Séance inaugurale des États Généraux du 5 mai 1789 à Versailles (présence du roi Louis XVI et de la reine), peint par Auguste Couder en 1839, tableau commandé par le roi Louis-Philippe en 1836. Château de Versailles. © RMN (Château de Versailles), Gérard Blot

Épilogue

L'ambitieux plan de réformes qui nécessitait une transformation en profondeur des mentalités, aurait peut-être sauvé la monarchie s'il avait été vraiment soutenu par le roi. Il est suggéré à un monarque encore populaire mais prisonnier du modèle absolutiste de droit divin : Louis XVI espérait réformer l'État avec la collaboration d'une aristocratie qui a songé uniquement à la défense de ses privilèges.

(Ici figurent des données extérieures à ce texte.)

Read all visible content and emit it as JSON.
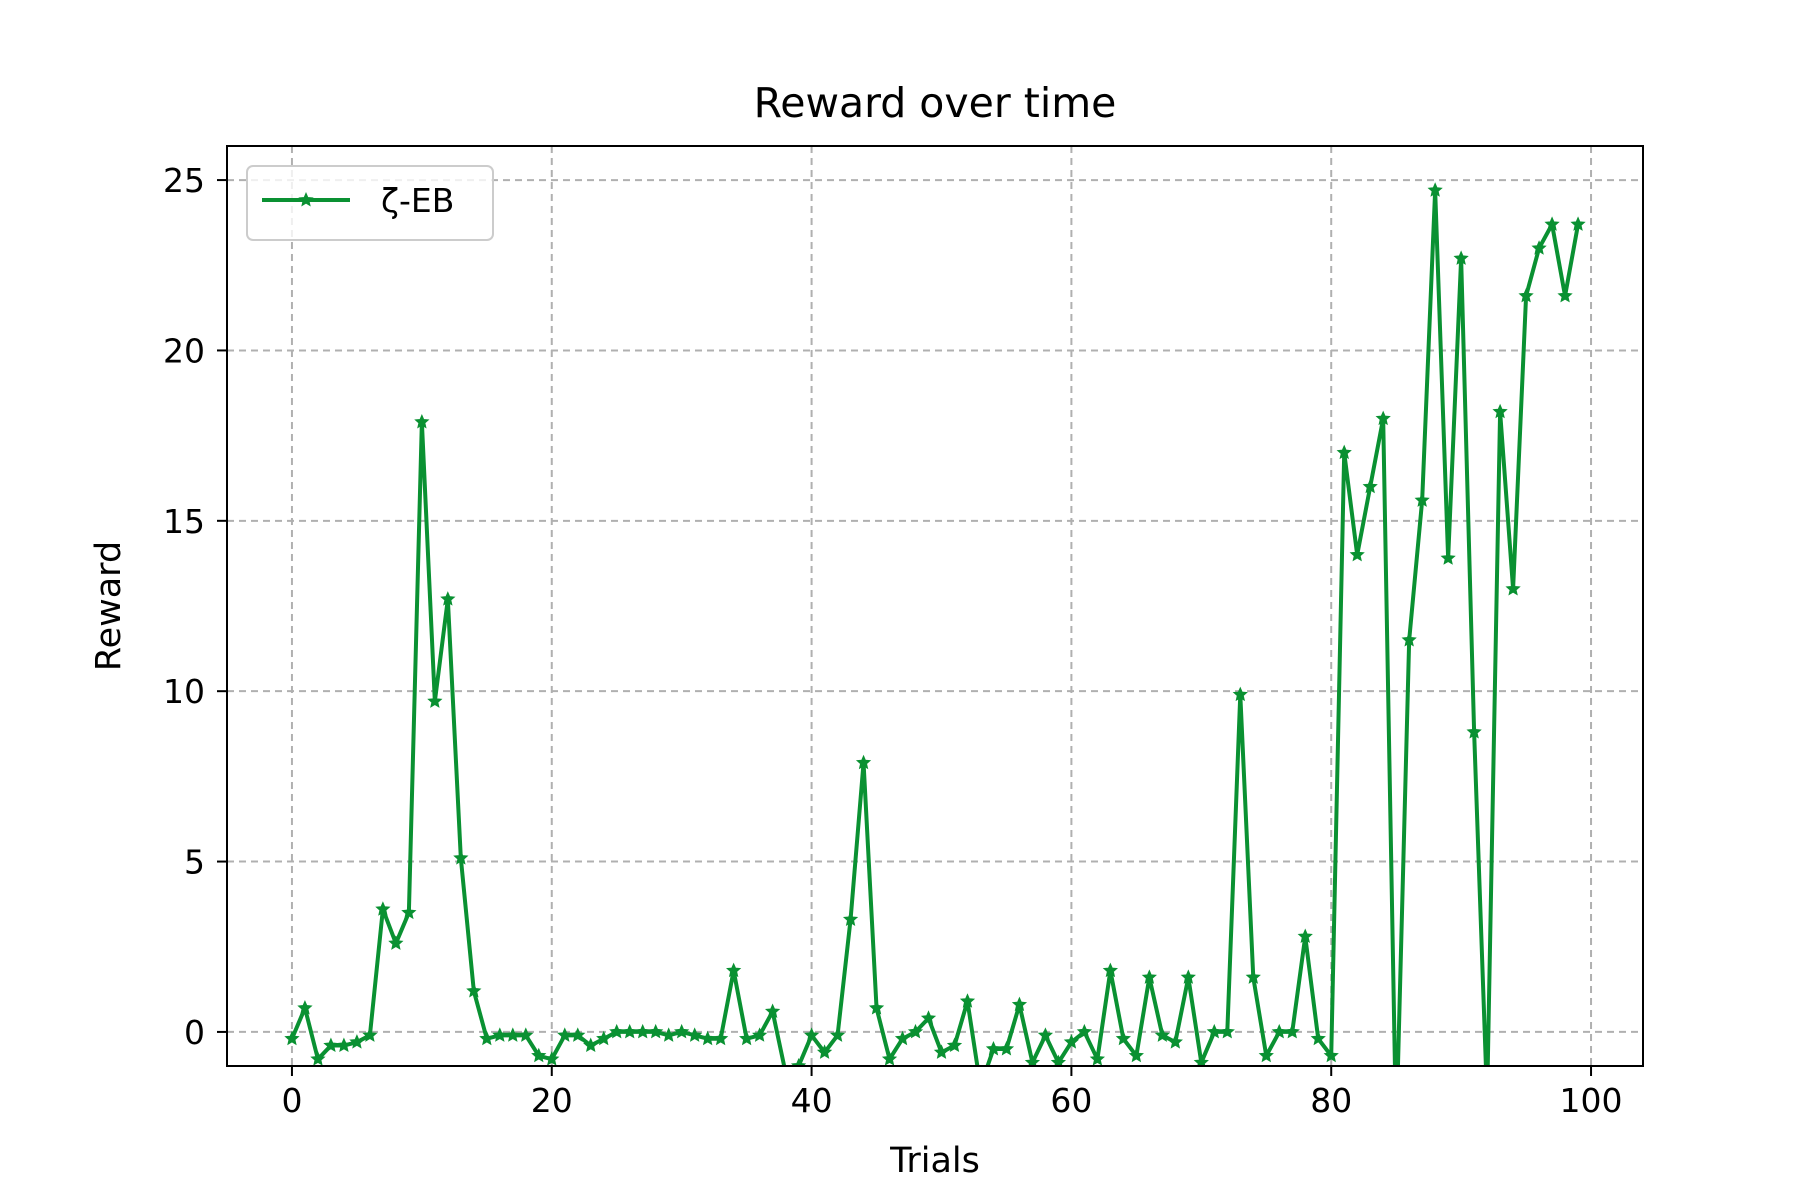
{
  "chart_data": {
    "type": "line",
    "title": "Reward over time",
    "xlabel": "Trials",
    "ylabel": "Reward",
    "xlim": [
      -5,
      104
    ],
    "ylim": [
      -1,
      26
    ],
    "xticks": [
      0,
      20,
      40,
      60,
      80,
      100
    ],
    "yticks": [
      0,
      5,
      10,
      15,
      20,
      25
    ],
    "grid": true,
    "grid_style": "dashed",
    "legend_position": "upper-left",
    "series": [
      {
        "name": "ζ-EB",
        "color": "#0a9132",
        "marker": "star",
        "x": [
          0,
          1,
          2,
          3,
          4,
          5,
          6,
          7,
          8,
          9,
          10,
          11,
          12,
          13,
          14,
          15,
          16,
          17,
          18,
          19,
          20,
          21,
          22,
          23,
          24,
          25,
          26,
          27,
          28,
          29,
          30,
          31,
          32,
          33,
          34,
          35,
          36,
          37,
          38,
          39,
          40,
          41,
          42,
          43,
          44,
          45,
          46,
          47,
          48,
          49,
          50,
          51,
          52,
          53,
          54,
          55,
          56,
          57,
          58,
          59,
          60,
          61,
          62,
          63,
          64,
          65,
          66,
          67,
          68,
          69,
          70,
          71,
          72,
          73,
          74,
          75,
          76,
          77,
          78,
          79,
          80,
          81,
          82,
          83,
          84,
          85,
          86,
          87,
          88,
          89,
          90,
          91,
          92,
          93,
          94,
          95,
          96,
          97,
          98,
          99
        ],
        "y": [
          -0.2,
          0.7,
          -0.8,
          -0.4,
          -0.4,
          -0.3,
          -0.1,
          3.6,
          2.6,
          3.5,
          17.9,
          9.7,
          12.7,
          5.1,
          1.2,
          -0.2,
          -0.1,
          -0.1,
          -0.1,
          -0.7,
          -0.8,
          -0.1,
          -0.1,
          -0.4,
          -0.2,
          0.0,
          0.0,
          0.0,
          0.0,
          -0.1,
          0.0,
          -0.1,
          -0.2,
          -0.2,
          1.8,
          -0.2,
          -0.1,
          0.6,
          -1.2,
          -1.0,
          -0.1,
          -0.6,
          -0.1,
          3.3,
          7.9,
          0.7,
          -0.8,
          -0.2,
          0.0,
          0.4,
          -0.6,
          -0.4,
          0.9,
          -1.6,
          -0.5,
          -0.5,
          0.8,
          -0.9,
          -0.1,
          -0.9,
          -0.3,
          0.0,
          -0.8,
          1.8,
          -0.2,
          -0.7,
          1.6,
          -0.1,
          -0.3,
          1.6,
          -0.9,
          0.0,
          0.0,
          9.9,
          1.6,
          -0.7,
          0.0,
          0.0,
          2.8,
          -0.2,
          -0.7,
          17.0,
          14.0,
          16.0,
          18.0,
          -3.0,
          11.5,
          15.6,
          24.7,
          13.9,
          22.7,
          8.8,
          -2.0,
          18.2,
          13.0,
          21.6,
          23.0,
          23.7,
          21.6,
          23.7
        ]
      }
    ]
  }
}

Le 23 juin 1789, Louis XVI exige que les trois ordres soient maintenus et rappelle aux députés qu'aucune décision ne peut avoir force de loi sans l'approbation du roi. Le 25 juin, Louis XVI demande aux députés de la noblesse et du clergé de se joindre à ceux du tiers-état, pour former une seule assemblée : cette démarche royale signifie la reconnaissance par le souverain de la nouvelle Assemblée Nationale. Elle signifie également le début de la fin pour l'Ancien Régime : le principe de souveraineté nationale affronte le principe de l'absolutisme monarchique. Le rapport de forces qui s'installe en juin 1789, conduit à l'abolition de la monarchie absolue, le 21 septembre 1792.